Robert Randolph came up in the House of God tradition, and now he headlines in big concert halls and opens in amphitheatres. Have his fame and his definitive rock orientation changed things for young Sacred Steel players?
It’s affected a big part of it. A lot of people know him, and they see us and think, “Robert Randolph.” They want to hear the hard stuff that he does. I try to tell the guys that I don’t want to do it like Robert. I want to keep it to what we know and what we do. That’s what got Robert famous, and he went away from that. I’m not talking negative about Robert, but I want to keep the tradition of what we do. I think Robert is one of the best steel players out there, and he is doing something so different. People think the steel guitar is country music, but it’s not: It can be Van Halen if you want it to be, or it can be Hendrix, or it can be Buddy Emmons, a great country steel player. Everyone has their own style. As far as I’m concerned, I like to stick very close to where I came from.
Robert is known for rock and funk in his music, but I hear a lot of Memphis soul in what you do. It’s almost romantic. Where does that come from?
One of our songs, “Walk With Me,” is about asking God to keep close to you, to be by your side at all times. We have a part of the service where they do the offering in church, and we play what’s called The March. Everybody goes around and puts their money on the table to The March. A lot of the other stuff is praise music, but we’ve just slowed it down and put another beat to it. But it all goes back to the church.
When he first played North Carolina in 2002, Robert was coming to grips with bringing church music to rock clubs. He said, “This is my church now.” How do you feel about that?
In a way, yeah. We’re taking this music and trying to reach other people…almost like missionaries. I’m not trying to get anybody to convert or anything like that, but I’m trying to say that there is something else out there than what you see.
So are you trying to get your music to people on that level outside of the church?
Absolutely. Every day, that’s what I’m thinking about, trying to get more people to experience it. We played the Charleston Pour House [in South Carolina] a few weeks ago. I’d never played in South Carolina outside of the church. The people appreciated it, and they showed a lot of support for something a lot of them, basically, had never heard. They were jumping around, having fun. That’s what I try to instill in the guys: We can do this, and people can have fun and experience something different. A lot of people have never heard or seen black guys playing pedal steel. Even though Robert Randolph has been out front doing this for the past four years or so, a lot of people still don’t know who he is. A lot of older people have never experienced this style of music, and that’s what I’m trying to get toa lot of the people that don’t know this music.

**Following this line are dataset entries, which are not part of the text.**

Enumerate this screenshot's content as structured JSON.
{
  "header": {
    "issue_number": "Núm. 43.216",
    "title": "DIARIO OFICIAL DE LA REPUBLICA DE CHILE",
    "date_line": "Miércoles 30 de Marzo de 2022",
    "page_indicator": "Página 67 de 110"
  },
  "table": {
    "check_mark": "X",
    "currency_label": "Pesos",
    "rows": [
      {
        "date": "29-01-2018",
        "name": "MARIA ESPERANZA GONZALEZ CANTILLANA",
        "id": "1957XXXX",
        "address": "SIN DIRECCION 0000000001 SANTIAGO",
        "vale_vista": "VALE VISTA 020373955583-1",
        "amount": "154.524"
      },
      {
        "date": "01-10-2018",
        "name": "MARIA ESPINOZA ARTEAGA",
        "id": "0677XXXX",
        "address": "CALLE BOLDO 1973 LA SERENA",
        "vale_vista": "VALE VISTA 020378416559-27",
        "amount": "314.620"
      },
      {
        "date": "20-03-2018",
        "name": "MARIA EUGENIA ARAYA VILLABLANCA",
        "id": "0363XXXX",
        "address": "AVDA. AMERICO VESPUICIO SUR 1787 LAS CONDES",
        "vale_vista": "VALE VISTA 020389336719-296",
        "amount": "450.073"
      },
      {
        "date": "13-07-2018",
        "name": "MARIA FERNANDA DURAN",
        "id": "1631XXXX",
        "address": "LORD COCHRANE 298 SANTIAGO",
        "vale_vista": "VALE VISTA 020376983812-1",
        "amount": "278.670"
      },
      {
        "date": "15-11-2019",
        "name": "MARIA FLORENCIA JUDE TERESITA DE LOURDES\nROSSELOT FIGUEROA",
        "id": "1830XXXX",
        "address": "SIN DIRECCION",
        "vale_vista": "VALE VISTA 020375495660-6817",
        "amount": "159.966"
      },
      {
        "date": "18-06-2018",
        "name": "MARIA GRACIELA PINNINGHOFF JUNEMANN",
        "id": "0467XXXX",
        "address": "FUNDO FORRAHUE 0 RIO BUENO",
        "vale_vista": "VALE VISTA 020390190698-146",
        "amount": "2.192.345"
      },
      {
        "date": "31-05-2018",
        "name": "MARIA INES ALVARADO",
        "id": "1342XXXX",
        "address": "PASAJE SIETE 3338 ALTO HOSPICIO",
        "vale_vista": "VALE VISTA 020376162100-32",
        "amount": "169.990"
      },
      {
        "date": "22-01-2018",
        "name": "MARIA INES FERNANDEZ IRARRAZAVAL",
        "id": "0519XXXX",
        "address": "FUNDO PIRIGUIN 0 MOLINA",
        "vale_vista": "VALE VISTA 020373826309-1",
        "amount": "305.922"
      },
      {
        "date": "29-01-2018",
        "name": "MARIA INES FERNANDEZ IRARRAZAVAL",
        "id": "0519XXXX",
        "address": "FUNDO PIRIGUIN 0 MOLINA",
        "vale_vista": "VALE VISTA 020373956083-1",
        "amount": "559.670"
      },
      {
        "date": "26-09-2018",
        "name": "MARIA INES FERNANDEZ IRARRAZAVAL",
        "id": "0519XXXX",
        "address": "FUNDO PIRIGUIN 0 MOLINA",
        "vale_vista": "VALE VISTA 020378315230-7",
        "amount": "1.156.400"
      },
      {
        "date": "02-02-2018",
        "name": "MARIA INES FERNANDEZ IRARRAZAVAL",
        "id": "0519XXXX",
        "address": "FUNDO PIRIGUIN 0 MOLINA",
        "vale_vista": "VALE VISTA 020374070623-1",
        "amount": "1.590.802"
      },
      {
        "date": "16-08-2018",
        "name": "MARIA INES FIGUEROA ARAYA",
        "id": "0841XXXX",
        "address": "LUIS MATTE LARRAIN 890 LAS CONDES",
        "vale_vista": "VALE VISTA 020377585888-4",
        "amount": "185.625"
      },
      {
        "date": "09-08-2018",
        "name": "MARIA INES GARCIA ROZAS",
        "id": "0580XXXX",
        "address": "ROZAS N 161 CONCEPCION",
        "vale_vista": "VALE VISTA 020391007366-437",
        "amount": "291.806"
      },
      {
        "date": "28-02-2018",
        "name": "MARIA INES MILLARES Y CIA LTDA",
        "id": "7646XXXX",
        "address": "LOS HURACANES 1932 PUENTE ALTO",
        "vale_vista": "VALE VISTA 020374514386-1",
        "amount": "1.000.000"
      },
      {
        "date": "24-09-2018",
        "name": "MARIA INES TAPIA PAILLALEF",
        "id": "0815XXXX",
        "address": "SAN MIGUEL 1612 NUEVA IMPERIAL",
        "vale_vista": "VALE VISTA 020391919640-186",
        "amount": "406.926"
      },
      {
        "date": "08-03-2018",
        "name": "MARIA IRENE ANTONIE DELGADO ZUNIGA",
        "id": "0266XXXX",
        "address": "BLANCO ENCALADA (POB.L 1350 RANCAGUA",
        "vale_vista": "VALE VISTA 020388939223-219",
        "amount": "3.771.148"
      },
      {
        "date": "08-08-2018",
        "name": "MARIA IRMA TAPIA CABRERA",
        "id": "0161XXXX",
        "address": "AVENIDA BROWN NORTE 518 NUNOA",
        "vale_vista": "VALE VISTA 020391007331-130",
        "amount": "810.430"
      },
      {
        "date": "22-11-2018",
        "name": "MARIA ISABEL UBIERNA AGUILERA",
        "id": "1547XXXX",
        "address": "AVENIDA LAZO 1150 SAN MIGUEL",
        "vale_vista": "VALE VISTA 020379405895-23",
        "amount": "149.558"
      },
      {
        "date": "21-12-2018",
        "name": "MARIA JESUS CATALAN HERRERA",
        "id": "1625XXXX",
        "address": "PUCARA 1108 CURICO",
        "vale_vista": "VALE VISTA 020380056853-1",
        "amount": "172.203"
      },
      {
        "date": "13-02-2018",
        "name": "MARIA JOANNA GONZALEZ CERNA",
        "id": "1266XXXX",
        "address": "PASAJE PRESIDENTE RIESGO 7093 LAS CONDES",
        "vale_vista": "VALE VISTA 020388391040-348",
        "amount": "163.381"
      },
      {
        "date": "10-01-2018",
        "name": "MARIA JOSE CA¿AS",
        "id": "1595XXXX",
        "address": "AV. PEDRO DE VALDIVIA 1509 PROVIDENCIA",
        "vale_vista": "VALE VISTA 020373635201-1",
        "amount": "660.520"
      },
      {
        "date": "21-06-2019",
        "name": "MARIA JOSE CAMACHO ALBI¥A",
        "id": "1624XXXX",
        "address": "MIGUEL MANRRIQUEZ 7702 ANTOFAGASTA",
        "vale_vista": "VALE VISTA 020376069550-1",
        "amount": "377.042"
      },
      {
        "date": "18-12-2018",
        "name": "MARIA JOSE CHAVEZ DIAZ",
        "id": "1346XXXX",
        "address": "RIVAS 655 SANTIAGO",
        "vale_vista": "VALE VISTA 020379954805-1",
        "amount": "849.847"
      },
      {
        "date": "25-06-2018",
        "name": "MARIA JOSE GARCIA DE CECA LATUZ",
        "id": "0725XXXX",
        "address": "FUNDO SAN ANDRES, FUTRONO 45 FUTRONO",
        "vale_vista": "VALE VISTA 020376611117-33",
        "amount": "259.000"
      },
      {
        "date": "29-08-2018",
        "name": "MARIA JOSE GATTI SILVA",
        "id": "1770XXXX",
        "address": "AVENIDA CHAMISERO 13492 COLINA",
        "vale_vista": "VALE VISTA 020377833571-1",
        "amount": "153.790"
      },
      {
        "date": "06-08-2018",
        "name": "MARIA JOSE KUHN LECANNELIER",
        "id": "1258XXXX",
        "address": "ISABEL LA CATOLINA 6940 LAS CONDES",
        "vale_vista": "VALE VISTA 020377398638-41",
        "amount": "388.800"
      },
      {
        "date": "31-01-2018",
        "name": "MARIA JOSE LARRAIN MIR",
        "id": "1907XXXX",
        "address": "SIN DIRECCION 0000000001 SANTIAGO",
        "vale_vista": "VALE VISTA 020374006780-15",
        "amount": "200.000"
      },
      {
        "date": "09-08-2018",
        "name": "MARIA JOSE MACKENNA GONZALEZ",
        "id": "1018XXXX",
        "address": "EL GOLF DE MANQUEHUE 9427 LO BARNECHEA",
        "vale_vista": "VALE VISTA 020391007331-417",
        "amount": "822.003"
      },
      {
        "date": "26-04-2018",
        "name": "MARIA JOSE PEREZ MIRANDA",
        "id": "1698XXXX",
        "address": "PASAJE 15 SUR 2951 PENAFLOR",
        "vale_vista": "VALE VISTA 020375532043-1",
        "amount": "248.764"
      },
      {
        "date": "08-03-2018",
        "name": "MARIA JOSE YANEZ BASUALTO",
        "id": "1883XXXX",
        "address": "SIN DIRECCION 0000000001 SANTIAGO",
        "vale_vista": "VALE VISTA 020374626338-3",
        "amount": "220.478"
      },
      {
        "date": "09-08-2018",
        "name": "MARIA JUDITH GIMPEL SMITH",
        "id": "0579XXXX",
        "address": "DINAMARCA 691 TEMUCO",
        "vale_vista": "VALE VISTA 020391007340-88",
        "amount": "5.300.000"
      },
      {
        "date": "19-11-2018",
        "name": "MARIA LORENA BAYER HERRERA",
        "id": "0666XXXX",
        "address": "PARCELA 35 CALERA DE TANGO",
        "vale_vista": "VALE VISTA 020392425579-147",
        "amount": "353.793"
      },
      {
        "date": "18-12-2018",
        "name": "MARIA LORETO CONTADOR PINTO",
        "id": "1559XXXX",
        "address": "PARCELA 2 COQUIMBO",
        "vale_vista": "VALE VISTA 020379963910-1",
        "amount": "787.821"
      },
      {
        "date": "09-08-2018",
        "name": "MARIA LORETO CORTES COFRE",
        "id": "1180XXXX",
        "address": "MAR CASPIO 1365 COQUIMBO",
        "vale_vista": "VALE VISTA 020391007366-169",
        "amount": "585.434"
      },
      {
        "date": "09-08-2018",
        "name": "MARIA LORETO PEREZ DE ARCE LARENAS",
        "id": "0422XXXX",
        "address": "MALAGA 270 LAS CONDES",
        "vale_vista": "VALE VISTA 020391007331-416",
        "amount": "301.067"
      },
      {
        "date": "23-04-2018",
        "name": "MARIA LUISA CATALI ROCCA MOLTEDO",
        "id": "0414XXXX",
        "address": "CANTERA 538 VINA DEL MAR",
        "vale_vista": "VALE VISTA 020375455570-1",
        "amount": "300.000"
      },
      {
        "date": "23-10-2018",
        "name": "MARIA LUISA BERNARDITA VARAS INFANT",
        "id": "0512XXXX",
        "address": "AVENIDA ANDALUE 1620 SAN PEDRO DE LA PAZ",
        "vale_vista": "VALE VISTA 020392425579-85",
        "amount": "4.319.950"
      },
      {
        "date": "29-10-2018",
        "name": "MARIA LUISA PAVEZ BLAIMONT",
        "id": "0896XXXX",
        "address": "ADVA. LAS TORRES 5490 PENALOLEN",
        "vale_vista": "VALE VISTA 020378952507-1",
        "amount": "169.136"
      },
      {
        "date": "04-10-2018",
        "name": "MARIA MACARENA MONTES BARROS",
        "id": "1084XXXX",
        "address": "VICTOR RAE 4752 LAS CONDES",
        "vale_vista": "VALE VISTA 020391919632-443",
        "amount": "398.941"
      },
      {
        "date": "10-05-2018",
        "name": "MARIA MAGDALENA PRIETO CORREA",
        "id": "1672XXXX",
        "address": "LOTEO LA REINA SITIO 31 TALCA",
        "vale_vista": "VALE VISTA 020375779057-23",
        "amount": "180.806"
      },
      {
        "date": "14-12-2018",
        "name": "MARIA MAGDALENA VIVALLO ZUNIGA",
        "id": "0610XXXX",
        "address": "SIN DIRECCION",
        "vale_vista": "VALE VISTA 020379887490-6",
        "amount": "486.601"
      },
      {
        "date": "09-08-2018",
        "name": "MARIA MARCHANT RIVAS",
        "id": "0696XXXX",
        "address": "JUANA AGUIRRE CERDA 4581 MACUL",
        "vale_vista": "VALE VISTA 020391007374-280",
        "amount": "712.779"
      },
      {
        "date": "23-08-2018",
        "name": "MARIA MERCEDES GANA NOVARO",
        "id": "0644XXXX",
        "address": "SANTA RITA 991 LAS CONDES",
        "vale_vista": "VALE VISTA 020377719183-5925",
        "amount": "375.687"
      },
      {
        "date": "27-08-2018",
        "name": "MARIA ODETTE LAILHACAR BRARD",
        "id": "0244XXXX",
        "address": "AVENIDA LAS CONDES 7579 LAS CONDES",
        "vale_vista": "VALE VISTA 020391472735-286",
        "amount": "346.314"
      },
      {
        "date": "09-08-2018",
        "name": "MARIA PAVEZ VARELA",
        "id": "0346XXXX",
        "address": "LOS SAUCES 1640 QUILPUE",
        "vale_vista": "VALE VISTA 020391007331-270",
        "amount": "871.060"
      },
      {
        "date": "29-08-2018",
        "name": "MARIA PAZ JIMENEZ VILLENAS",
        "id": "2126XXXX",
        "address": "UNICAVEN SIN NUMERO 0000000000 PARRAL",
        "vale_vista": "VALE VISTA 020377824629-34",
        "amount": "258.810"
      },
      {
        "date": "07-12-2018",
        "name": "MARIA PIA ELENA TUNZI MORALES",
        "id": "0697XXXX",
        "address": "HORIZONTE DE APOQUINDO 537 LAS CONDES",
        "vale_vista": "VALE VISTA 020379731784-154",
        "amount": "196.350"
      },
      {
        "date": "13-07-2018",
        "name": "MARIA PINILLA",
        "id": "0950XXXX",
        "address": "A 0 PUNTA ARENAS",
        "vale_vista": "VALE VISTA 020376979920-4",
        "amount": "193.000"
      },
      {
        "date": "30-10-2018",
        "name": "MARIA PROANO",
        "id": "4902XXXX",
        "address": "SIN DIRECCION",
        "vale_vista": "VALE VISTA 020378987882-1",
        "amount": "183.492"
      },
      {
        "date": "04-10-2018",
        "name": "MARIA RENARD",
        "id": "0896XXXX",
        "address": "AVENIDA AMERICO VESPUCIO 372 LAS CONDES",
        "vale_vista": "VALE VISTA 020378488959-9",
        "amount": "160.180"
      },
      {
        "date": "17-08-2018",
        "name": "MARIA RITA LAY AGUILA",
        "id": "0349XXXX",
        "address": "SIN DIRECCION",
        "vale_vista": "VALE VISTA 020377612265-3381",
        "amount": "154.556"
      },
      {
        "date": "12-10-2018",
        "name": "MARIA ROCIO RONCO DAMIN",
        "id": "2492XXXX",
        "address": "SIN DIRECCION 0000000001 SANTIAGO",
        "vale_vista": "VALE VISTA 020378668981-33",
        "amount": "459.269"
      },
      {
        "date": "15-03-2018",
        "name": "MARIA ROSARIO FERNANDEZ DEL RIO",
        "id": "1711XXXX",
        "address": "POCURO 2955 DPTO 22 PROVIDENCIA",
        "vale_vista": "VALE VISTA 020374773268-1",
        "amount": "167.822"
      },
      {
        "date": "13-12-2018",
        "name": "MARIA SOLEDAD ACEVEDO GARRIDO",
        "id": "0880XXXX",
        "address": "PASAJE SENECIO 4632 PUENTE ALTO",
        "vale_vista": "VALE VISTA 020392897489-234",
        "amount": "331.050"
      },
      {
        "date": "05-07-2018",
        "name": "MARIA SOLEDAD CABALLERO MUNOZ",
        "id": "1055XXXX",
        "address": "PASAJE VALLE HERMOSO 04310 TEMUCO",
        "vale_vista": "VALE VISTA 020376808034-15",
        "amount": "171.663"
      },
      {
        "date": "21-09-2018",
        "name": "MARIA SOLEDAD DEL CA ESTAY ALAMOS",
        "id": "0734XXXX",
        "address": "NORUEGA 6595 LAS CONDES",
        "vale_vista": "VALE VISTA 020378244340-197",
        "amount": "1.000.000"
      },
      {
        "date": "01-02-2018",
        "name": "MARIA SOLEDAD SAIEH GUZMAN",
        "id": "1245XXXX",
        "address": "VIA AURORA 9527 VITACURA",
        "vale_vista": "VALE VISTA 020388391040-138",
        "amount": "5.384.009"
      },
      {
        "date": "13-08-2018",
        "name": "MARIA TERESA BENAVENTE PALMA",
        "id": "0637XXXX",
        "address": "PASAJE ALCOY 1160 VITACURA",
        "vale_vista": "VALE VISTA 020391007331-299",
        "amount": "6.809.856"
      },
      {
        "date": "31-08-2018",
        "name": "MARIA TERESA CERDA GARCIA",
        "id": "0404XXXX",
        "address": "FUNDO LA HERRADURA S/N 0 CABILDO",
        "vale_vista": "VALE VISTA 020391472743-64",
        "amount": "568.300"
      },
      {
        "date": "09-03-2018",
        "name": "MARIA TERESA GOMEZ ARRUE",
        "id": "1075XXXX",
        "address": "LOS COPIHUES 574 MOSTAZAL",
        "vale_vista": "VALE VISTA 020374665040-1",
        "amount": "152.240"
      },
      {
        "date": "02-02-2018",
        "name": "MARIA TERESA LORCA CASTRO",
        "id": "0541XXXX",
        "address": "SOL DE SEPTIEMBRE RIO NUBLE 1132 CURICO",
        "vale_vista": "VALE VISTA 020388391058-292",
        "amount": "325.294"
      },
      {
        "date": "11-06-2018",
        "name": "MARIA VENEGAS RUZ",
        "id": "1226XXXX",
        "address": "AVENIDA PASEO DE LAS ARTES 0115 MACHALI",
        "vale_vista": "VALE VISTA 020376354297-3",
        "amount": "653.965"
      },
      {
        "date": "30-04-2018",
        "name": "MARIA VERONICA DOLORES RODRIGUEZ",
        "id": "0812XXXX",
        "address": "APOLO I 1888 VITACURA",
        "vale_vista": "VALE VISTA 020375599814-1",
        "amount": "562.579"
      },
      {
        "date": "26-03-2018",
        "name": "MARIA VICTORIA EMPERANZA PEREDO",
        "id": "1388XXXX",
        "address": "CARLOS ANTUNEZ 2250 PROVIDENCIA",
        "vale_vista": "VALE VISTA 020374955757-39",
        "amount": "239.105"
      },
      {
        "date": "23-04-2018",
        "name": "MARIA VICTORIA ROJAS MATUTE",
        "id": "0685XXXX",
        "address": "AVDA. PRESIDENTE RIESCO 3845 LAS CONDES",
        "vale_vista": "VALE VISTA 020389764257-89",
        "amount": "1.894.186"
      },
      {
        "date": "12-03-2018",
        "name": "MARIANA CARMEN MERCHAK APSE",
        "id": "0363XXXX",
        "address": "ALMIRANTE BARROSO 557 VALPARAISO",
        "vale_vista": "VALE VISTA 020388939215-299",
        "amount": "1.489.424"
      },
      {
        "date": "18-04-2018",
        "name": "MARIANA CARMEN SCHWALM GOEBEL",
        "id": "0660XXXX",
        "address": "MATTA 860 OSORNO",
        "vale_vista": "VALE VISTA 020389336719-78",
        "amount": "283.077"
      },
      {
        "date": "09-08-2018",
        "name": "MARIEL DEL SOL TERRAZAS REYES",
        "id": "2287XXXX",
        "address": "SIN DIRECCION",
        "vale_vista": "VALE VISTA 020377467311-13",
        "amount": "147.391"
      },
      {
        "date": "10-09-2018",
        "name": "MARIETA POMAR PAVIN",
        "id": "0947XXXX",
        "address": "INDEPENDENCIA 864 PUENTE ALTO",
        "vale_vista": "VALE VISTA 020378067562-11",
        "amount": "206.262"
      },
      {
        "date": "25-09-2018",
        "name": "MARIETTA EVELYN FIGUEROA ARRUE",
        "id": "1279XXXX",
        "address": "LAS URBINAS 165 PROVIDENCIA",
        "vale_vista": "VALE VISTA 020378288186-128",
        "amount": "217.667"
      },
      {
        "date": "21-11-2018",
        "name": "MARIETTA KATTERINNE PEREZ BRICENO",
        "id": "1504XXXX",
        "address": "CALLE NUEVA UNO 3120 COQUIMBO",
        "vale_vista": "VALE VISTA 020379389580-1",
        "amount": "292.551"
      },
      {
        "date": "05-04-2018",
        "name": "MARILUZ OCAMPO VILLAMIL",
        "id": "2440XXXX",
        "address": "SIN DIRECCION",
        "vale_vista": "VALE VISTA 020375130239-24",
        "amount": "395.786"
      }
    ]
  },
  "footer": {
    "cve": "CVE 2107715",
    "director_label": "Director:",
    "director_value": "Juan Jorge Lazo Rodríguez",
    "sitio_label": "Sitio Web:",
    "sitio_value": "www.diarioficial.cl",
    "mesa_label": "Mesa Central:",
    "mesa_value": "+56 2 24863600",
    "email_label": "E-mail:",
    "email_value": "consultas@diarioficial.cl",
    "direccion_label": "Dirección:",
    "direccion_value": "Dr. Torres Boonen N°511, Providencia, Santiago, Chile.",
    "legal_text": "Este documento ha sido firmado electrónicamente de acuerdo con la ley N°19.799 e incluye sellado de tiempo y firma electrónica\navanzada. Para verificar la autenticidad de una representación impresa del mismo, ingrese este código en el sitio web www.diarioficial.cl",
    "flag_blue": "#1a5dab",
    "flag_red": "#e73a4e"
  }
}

And most of these people are probably white, right? That’s got to be interesting, watching a group of young black guys make joyous music with instruments they’d normally associate with white people and sad songs.
Right. That was our experience at Shakori Hills in October. We had played there in April, but people really didn’t know who we were. They were hearing us for the first time, and we got a great response from them. So we go back in October, and we had a crowd of at least 400 under a tent that was probably a 60 feet-by-60 feet, maybe larger. But there were people all under the tent, outside of the tent. A lot of people said, “I’ve never heard this kind of music before.” The majority of them were white people, and that’s what you find a lot of in your fan base here. I’m very cool with that. They find it interesting, where a lot of people where I grew up already know this music. Now that the music has gone out into different spaces, different people are attracted to this style of music. That’s pretty much who shows up at our shows, Caucasian people. They love it. They love it. And I love playing for them.
The Allen Boys headline the second night of a benefit for Carrboro’s WCOM 103.5 FM on Saturday, Jan. 5. Lucy Sumner & the Second Third and Django Haskins share the bill, with Club Boheme, The Ramblers and Missy Raines & the New Hip playing Friday, Jan. 4. Both shows begin at 8:30 p.m. and cost $15.